For American offshore wind, analysts underlined to Recharge that 2022 will be a pivotal year when – last-gasp legal challenges notwithstanding – two commercial-scale projects will finally start construction.

And as our in-depth look at the year ahead offshore drove home, while questions remain over the supply chain’s ability to keep pace and the preparedness of the transmission system for the coming boom, we are, thankfully, long past the point where anyone doubts the place of wind at sea at the heart of the future US energy system.

That was further underscored when New York governor Kathy Hochul trumpeted the state’s ambitions as an offshore wind leader with a $500m pledge to back the supply chain and manufacturing, and news of a new 2GW procurement round.

Looking deeper into the future, Doug Pfeister of The Renewables Consulting Group outlined in an exclusive opinion column how the massive Central Atlantic zone earmarked by federal authorities last year could eventually play a huge part in the sector’s future.

Whether in the US or elsewhere in the world’s seas, the availability of installation vessels looms as a key potential bottleneck for offshore wind growth. The issue is not just one of numbers – the vessels also need of a scale to handle the supersized turbines that the sector is relying on to meet its capacity targets.

Fortunately, the shipping sector is stepping up the pace, as shown by milestones for two massive new vessels reported by Recharge this week.

China has already taken the mantle of largest offshore wind market from the UK and is set for explosive growth over the next decade, leading Huadian Heavy Industries to lay a potential six-year charter claim on a vast new vessel capable of handling turbines up to 20MW.

Innovation will be just as crucial as scale in the coming offshore wind boom, and Jan de Nul is now well on the way to delivering this year its innovative ‘no legs’ offshore wind vessel Les Alizés, which is said to offer new options for efficient installation in challenging conditions, and will be used first by Orsted off Europe.

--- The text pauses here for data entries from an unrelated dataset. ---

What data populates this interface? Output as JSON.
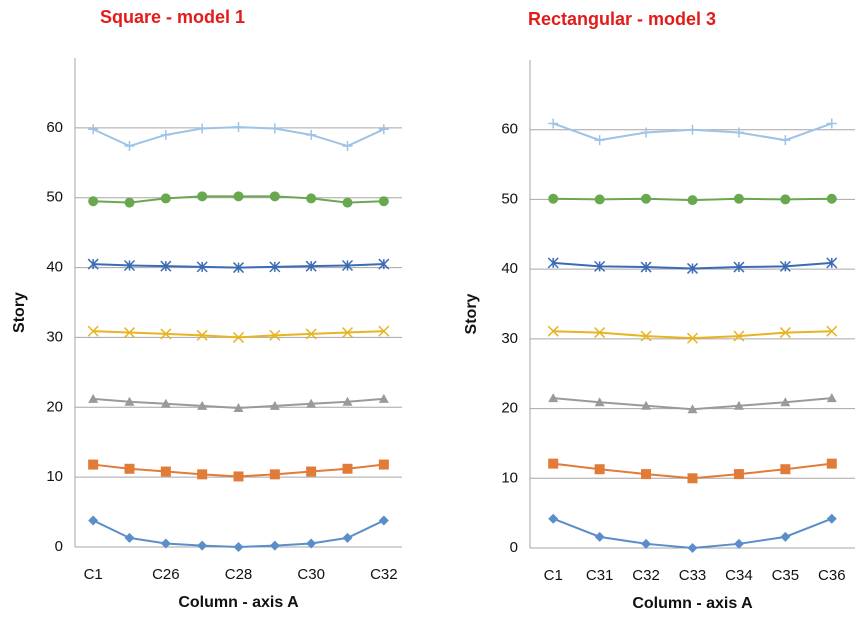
{
  "chart_data": [
    {
      "type": "line",
      "title": "Square  - model 1",
      "xlabel": "Column - axis A",
      "ylabel": "Story",
      "categories": [
        "C1",
        null,
        "C26",
        null,
        "C28",
        null,
        "C30",
        null,
        "C32"
      ],
      "ylim": [
        0,
        70
      ],
      "yticks": [
        0,
        10,
        20,
        30,
        40,
        50,
        60
      ],
      "grid": true,
      "series": [
        {
          "color": "#5b8ec9",
          "marker": "diamond",
          "values": [
            3.8,
            1.3,
            0.5,
            0.2,
            0,
            0.2,
            0.5,
            1.3,
            3.8
          ]
        },
        {
          "color": "#e07b39",
          "marker": "square",
          "values": [
            11.8,
            11.2,
            10.8,
            10.4,
            10.1,
            10.4,
            10.8,
            11.2,
            11.8
          ]
        },
        {
          "color": "#9a9a9a",
          "marker": "triangle",
          "values": [
            21.2,
            20.8,
            20.5,
            20.2,
            19.9,
            20.2,
            20.5,
            20.8,
            21.2
          ]
        },
        {
          "color": "#e8b422",
          "marker": "x",
          "values": [
            30.9,
            30.7,
            30.5,
            30.3,
            30.0,
            30.3,
            30.5,
            30.7,
            30.9
          ]
        },
        {
          "color": "#3c6bb5",
          "marker": "star",
          "values": [
            40.5,
            40.3,
            40.2,
            40.1,
            40.0,
            40.1,
            40.2,
            40.3,
            40.5
          ]
        },
        {
          "color": "#6aa84f",
          "marker": "circle",
          "values": [
            49.5,
            49.3,
            49.9,
            50.2,
            50.2,
            50.2,
            49.9,
            49.3,
            49.5
          ]
        },
        {
          "color": "#9dc3e6",
          "marker": "plus",
          "values": [
            59.8,
            57.4,
            59.0,
            59.9,
            60.1,
            59.9,
            59.0,
            57.4,
            59.8
          ]
        }
      ]
    },
    {
      "type": "line",
      "title": "Rectangular  - model 3",
      "xlabel": "Column - axis A",
      "ylabel": "Story",
      "categories": [
        "C1",
        "C31",
        "C32",
        "C33",
        "C34",
        "C35",
        "C36"
      ],
      "ylim": [
        0,
        70
      ],
      "yticks": [
        0,
        10,
        20,
        30,
        40,
        50,
        60
      ],
      "grid": true,
      "series": [
        {
          "color": "#5b8ec9",
          "marker": "diamond",
          "values": [
            4.2,
            1.6,
            0.6,
            0,
            0.6,
            1.6,
            4.2
          ]
        },
        {
          "color": "#e07b39",
          "marker": "square",
          "values": [
            12.1,
            11.3,
            10.6,
            10.0,
            10.6,
            11.3,
            12.1
          ]
        },
        {
          "color": "#9a9a9a",
          "marker": "triangle",
          "values": [
            21.5,
            20.9,
            20.4,
            19.9,
            20.4,
            20.9,
            21.5
          ]
        },
        {
          "color": "#e8b422",
          "marker": "x",
          "values": [
            31.1,
            30.9,
            30.4,
            30.1,
            30.4,
            30.9,
            31.1
          ]
        },
        {
          "color": "#3c6bb5",
          "marker": "star",
          "values": [
            40.9,
            40.4,
            40.3,
            40.1,
            40.3,
            40.4,
            40.9
          ]
        },
        {
          "color": "#6aa84f",
          "marker": "circle",
          "values": [
            50.1,
            50.0,
            50.1,
            49.9,
            50.1,
            50.0,
            50.1
          ]
        },
        {
          "color": "#9dc3e6",
          "marker": "plus",
          "values": [
            60.9,
            58.5,
            59.6,
            60.0,
            59.6,
            58.5,
            60.9
          ]
        }
      ]
    }
  ]
}
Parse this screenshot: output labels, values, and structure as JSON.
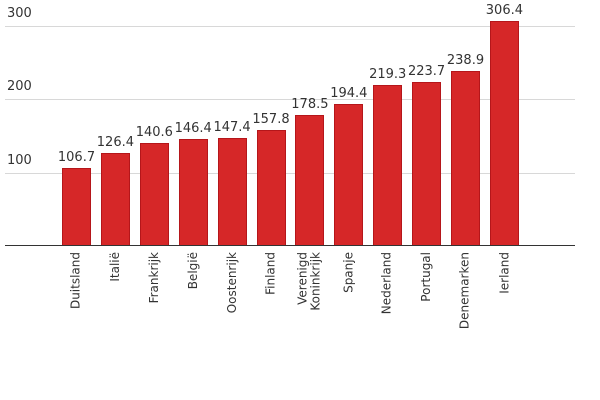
{
  "chart_data": {
    "type": "bar",
    "title": "",
    "xlabel": "",
    "ylabel": "",
    "ylim": [
      0,
      310
    ],
    "yticks": [
      100,
      200,
      300
    ],
    "grid": true,
    "legend": null,
    "categories": [
      "Duitsland",
      "Italië",
      "Frankrijk",
      "België",
      "Oostenrijk",
      "Finland",
      "Verenigd Koninkrijk",
      "Spanje",
      "Nederland",
      "Portugal",
      "Denemarken",
      "Ierland"
    ],
    "values": [
      106.7,
      126.4,
      140.6,
      146.4,
      147.4,
      157.8,
      178.5,
      194.4,
      219.3,
      223.7,
      238.9,
      306.4
    ],
    "value_labels": [
      "106.7",
      "126.4",
      "140.6",
      "146.4",
      "147.4",
      "157.8",
      "178.5",
      "194.4",
      "219.3",
      "223.7",
      "238.9",
      "306.4"
    ],
    "bar_color": "#d62728"
  },
  "axis": {
    "ytick_labels": [
      "100",
      "200",
      "300"
    ]
  }
}
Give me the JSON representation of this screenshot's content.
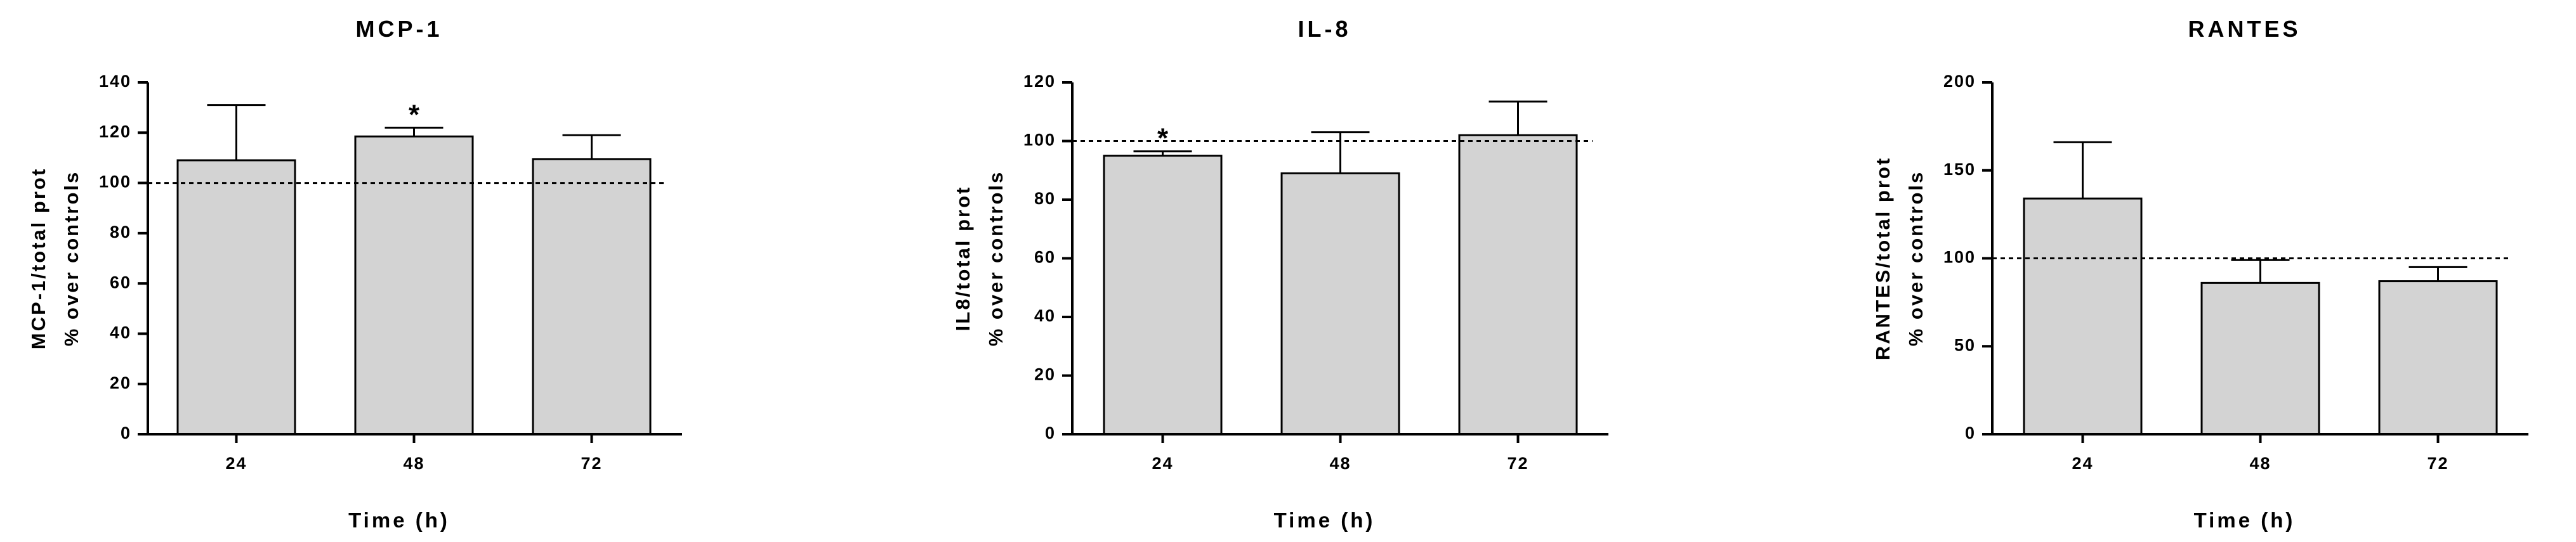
{
  "chart_data": [
    {
      "type": "bar",
      "title": "MCP-1",
      "ylabel_lines": [
        "MCP-1/total prot",
        "% over controls"
      ],
      "xlabel": "Time (h)",
      "categories": [
        "24",
        "48",
        "72"
      ],
      "values": [
        109,
        118.5,
        109.5
      ],
      "errors": [
        22,
        3.5,
        9.5
      ],
      "significance": [
        "",
        "*",
        ""
      ],
      "reference_line": 100,
      "ylim": [
        0,
        140
      ],
      "yticks": [
        0,
        20,
        40,
        60,
        80,
        100,
        120,
        140
      ],
      "bar_color": "#d3d3d3"
    },
    {
      "type": "bar",
      "title": "IL-8",
      "ylabel_lines": [
        "IL8/total prot",
        "% over controls"
      ],
      "xlabel": "Time (h)",
      "categories": [
        "24",
        "48",
        "72"
      ],
      "values": [
        95,
        89,
        102
      ],
      "errors": [
        1.5,
        14,
        11.5
      ],
      "significance": [
        "*",
        "",
        ""
      ],
      "reference_line": 100,
      "ylim": [
        0,
        120
      ],
      "yticks": [
        0,
        20,
        40,
        60,
        80,
        100,
        120
      ],
      "bar_color": "#d3d3d3"
    },
    {
      "type": "bar",
      "title": "RANTES",
      "ylabel_lines": [
        "RANTES/total prot",
        "% over controls"
      ],
      "xlabel": "Time (h)",
      "categories": [
        "24",
        "48",
        "72"
      ],
      "values": [
        134,
        86,
        87
      ],
      "errors": [
        32,
        13,
        8
      ],
      "significance": [
        "",
        "",
        ""
      ],
      "reference_line": 100,
      "ylim": [
        0,
        200
      ],
      "yticks": [
        0,
        50,
        100,
        150,
        200
      ],
      "bar_color": "#d3d3d3"
    }
  ]
}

The latest reports add to recent news on innovations for installation of floating wind arrays advancing in China and in the US respectively.

It would be too easy to say 2022 will be the year of hydrogen – 2021 could claim the same, and in reality we are just at the start of a decade in which H2 will rarely be out of the energy headlines.

Indeed, the new year started much as the last one ended, with Recharge already covering developments such as plans for pilot green H2 production by Vattenfall at its Aberdeen Bay wind farm, a huge electrolyser factory joint venture in China involving Cummins of the US and Chinese oil giant Sinopec, and $1bn of US government loan support for so-called ‘turquoise hydrogen.

We also reported how three major Japanese corporations including car maker Toyota are teaming up to produce clean hydrogen from household and industrial plastic waste by 2025.